The Work of Waiting
Have you ever been in a season of waiting? The kind of waiting that requires great patience and even stillness, stillness of mind and body as you wait for things to unfold.
As someone who likes to write to-do lists, jump in with both feet, solve problems, and tackle projects, often with catchy music playing in the background, a season of stillness and waiting is difficult. Have you been there? Most of us have hit those speed bumps in life when time stands still. Sometimes everything changes or there’s a forced break in our routine. In our frustration with the stillness, we may not realized that it is in this space that we do the most work. Or maybe I should say that God does the most work in us. Maybe it is simply His way of getting our attention so that we can quiet our minds and listen. Listen to His love for us. Perhaps even be shown a new unfolding plan! Perhaps He just wants us to learn the joy of stillness.
We come to those times in many different manners and circumstances. Sometimes it is a sudden accident or illness that stops us in our tracks, sometimes it is a child that needs held, or the stillness comes in rocking a baby late at night. Sometimes the stillness comes at the bedside of an elderly parent as we hold their hand praying peace over them. Sometimes the waiting comes in a period of bed rest during a pregnancy. So much waiting during pregnancy!
I remember a time in my life being so hectic and busy I would beg God for rest, but then when it came instead of embracing it gratefully I was restless. That’s the paradox isn’t it? Humans seem to never be satisfied with where they are in the present moment! We always seem to want the opposite of what we have. Maybe God keeps giving us these moments of stillness and waiting so we can learn. Maybe we could actually learn that true joy in life is resting in Him!
In the past few years we’ve all experienced a lot of waiting! Waiting to spend time with relatives and friends, waiting to go back to school, waiting to go back to work. Some of us left jobs and didn’t go back to work. Some of us had to wait to find a new job. Most of us had to wait to return to church. Such a long wait! Like it or not the last few years have brought many opportunities for learning patience and for waiting on the next chapter to unfold.
It has struck me that some of the most important work I have done in my life is during waiting. When my body may look still, but my mind, my heart, and my soul was quite busy. Busy in the stillness expanding into what God wants me to be, what He expects from me. Busy learning more about His expansive love. Last fall I had the opportunity to recover from eye surgery which limited my visual and physical abilities. It turned into a wonderful season of sitting in the sun talking to God and many times not talking at all. I began to crave being quiet and listening as the late autumn sun warmed my skin. What started as a scary time and huge inconvenience became a time of great blessing. As the months rolled on and I have waited for my vision to return it has become an entire season of waiting, growing, and learning. Have I been patient through it all? Absolutely not! Sometimes the frustration of waiting completely overwhelms me, I am impatient and even angry. Some days I have literally yelled at God asking why can’t this hurry up! Why can’t I see clearly yet - literally and figuratively. Everyday I ask God to illuminate my path forward. I haven’t seen it clearly yet but I know the path is there, perfectly laid out by the Father. Everyday I try to surrender and trust a little more.

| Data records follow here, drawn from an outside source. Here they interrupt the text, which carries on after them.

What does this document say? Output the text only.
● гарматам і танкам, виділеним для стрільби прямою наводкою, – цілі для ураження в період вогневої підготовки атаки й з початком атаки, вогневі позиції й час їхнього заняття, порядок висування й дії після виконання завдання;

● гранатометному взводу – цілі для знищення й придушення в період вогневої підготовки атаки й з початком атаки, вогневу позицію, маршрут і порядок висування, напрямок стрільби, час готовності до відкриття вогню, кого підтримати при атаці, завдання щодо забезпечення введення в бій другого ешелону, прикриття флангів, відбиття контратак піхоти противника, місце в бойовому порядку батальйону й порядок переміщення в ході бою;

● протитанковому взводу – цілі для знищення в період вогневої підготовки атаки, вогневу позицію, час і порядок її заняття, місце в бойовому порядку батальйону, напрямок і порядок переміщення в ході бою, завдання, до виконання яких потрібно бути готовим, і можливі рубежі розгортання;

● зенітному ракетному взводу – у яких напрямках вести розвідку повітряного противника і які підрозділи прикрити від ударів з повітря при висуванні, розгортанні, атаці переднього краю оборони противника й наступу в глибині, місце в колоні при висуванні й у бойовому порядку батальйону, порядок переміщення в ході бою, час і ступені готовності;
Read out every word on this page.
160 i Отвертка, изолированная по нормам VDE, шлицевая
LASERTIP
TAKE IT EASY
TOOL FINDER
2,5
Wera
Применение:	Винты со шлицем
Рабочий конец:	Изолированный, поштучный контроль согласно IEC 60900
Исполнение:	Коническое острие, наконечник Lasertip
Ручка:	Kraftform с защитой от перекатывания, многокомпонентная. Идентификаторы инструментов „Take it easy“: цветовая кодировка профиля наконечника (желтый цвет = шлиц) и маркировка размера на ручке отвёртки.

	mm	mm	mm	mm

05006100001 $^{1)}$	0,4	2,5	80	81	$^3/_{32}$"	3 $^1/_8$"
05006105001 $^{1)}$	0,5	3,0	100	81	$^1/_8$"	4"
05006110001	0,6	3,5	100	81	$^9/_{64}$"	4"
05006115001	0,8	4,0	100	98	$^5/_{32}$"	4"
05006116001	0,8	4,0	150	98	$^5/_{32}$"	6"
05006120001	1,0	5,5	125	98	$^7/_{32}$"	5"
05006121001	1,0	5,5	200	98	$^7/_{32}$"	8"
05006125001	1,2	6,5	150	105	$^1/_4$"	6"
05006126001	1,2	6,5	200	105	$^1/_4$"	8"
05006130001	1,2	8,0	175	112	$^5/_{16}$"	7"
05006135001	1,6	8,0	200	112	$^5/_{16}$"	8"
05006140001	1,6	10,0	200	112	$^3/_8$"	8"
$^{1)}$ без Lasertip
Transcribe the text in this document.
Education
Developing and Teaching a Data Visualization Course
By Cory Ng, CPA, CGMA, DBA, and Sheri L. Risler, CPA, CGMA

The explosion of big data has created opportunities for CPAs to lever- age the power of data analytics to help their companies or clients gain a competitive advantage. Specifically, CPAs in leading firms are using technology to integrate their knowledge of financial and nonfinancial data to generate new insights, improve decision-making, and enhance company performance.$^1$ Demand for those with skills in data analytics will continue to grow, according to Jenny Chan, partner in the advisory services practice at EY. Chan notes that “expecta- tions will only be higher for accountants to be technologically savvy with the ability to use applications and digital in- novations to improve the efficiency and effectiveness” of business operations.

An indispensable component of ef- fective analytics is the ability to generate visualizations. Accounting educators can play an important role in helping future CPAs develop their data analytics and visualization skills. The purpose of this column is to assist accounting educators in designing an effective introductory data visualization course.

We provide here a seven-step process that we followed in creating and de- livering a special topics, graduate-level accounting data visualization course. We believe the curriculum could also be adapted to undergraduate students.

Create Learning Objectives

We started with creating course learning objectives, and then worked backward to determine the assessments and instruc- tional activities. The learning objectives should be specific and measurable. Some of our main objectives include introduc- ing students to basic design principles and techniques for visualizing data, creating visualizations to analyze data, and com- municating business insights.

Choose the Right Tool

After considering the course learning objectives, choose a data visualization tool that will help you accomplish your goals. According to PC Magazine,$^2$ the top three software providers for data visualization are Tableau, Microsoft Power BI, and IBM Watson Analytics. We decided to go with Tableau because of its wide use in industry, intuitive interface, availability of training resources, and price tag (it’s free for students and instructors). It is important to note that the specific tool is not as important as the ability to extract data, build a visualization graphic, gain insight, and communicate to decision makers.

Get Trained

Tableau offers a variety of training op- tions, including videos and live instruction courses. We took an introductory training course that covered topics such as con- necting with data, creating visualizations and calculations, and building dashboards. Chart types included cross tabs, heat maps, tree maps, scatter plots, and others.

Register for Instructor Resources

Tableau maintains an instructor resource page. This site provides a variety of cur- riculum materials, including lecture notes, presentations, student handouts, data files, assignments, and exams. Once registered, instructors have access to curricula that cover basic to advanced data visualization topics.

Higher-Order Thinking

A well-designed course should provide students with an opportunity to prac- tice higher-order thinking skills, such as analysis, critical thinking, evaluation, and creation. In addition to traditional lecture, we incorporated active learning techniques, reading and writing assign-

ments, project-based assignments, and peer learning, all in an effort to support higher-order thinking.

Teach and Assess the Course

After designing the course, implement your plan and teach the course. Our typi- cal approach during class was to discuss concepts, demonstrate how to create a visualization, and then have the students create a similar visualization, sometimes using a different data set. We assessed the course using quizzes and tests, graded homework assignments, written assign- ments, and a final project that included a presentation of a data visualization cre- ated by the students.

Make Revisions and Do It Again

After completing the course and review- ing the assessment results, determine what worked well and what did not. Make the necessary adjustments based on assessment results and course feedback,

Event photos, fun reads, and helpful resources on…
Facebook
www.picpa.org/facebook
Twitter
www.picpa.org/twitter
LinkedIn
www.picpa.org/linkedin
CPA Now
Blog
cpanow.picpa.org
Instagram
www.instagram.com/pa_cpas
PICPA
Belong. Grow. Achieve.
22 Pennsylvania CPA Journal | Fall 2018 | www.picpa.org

Learning my recovery would mean multiple surgeries and months of healing left me discouraged and struggling. But one day I heard God tell me he has been trying to get me to rest for a very long time and that is why the extreme measures! I had to chuckle at that because I was probably like a little child kicking and screaming the whole time God was trying to get me the rest!
So here I am four months into my “speed bump” and still learning the work of waiting. Trying so hard to embrace this time instead of being frustrated with it. Trying to have a grateful, joyful heart in all seasons. Proverbs 31:25 says “. . .she laughs at the days to come” she doesn’t fear the future she embraces it joyfully and without anxiety. She finds peace in the present and hope in the future.
My prayer for all of us is that we find God and our true selves in the work of waiting. That our quiet days and busy days are filled with the joy and peace of the Lord!